Letang returned Thursday at Madison Square Garden after missing 21 games. Despite claims from Bylsma that he would ease the star defenseman back into the mix, Letang played more than 24 minutes and picked up an assist. He played more than 28 minutes Friday against Montreal and collected a goal along with an assist.
"He is so very important and I truly believe if he didn't get hurt, he would be among the top candidates for the Norris Trophy," NBC Sports analyst Jeremy Roenick told NHL.com. "He could still get there, but he missed a lot of time. He's just so dynamic and such a big part of that hockey club, both defensively and offensively. The team got a big boost with him coming back against the Rangers."
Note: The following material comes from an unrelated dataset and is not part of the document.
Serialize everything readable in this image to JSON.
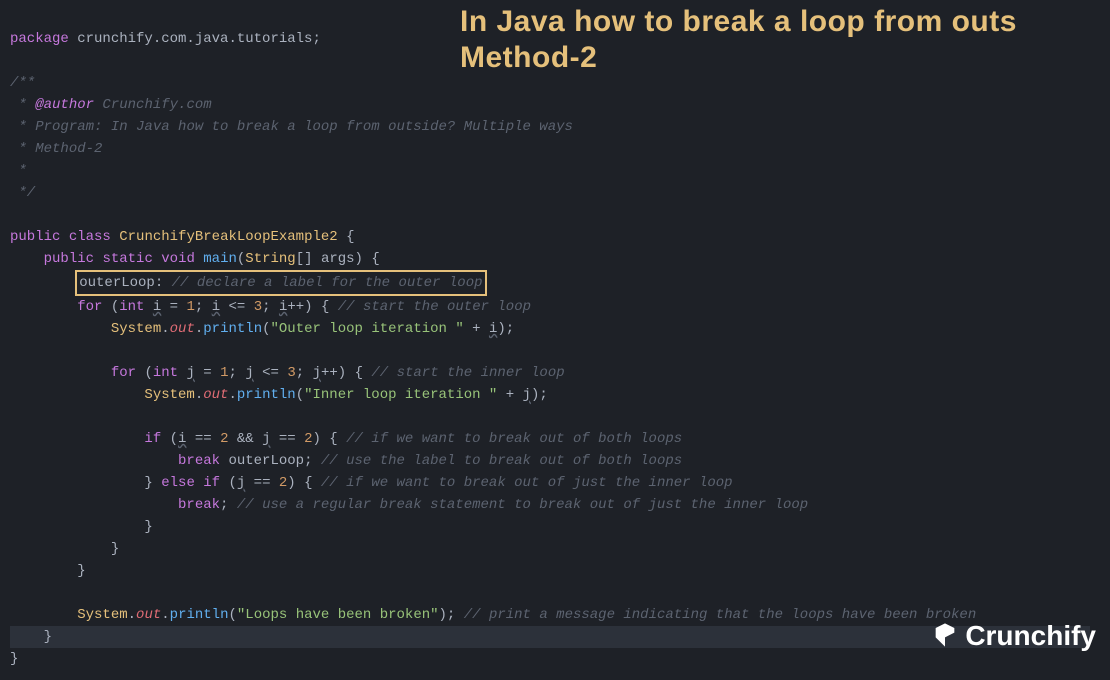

Washington got a big boost after that win against the Penguins. The victory came on the heels of two of the Caps worst losses of the season, back-to-back 5-2 drubbings at San Jose and Los Angeles, but it started them off on a three-game winning streak that finally pushed them past the Florida Panthers into first place in the Southeast Division.
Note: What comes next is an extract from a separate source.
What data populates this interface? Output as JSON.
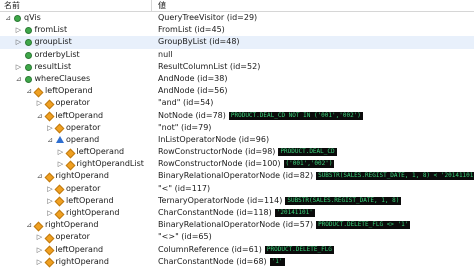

However, the Capitals have lost two of their last three games, both by identical 3-0 scores to non-playoff contenders in the New York Islanders and Carolina Hurricanes. They still lead the Southeast Division by virtue of having five more non-shootout wins than the Panthers, but that was little comfort after the loss Friday in Raleigh, N.C. that was a direct result of poor special teams play.
Washington went 0-for-3 on the power play and yielded a shorthanded goal that came directly off a turnover by John Carlson. The Capitals' penalty kill was successful on just one of three opportunities.
"We got outworked," said Capitals forward Troy Brouwer, who also called his team lazy. "We tried to make cute, tough plays through the seams. I was a culprit of that once or twice as well. We're not pointing fingers at anybody, but we've just got to collectively work harder."
Motivation shouldn't be a problem Sunday. If it is – for an afternoon national TV game against their biggest rivals – the Capitals will know their problems run way deeper than just a rough night on special teams.
Then again, will motivation be enough to bring an end to Pittsburgh's season-changing winning streak?
"I don't think there's one thing you can put your finger on that made miracles," said Penguins goalie Marc-Andre Fleury, who will likely make his 21st consecutive start Sunday at Consol Energy Center. "It's just we're working hard. Even though we were losing, we we're still having some decent games. We just tried to stay positive throughout and it's been going well now."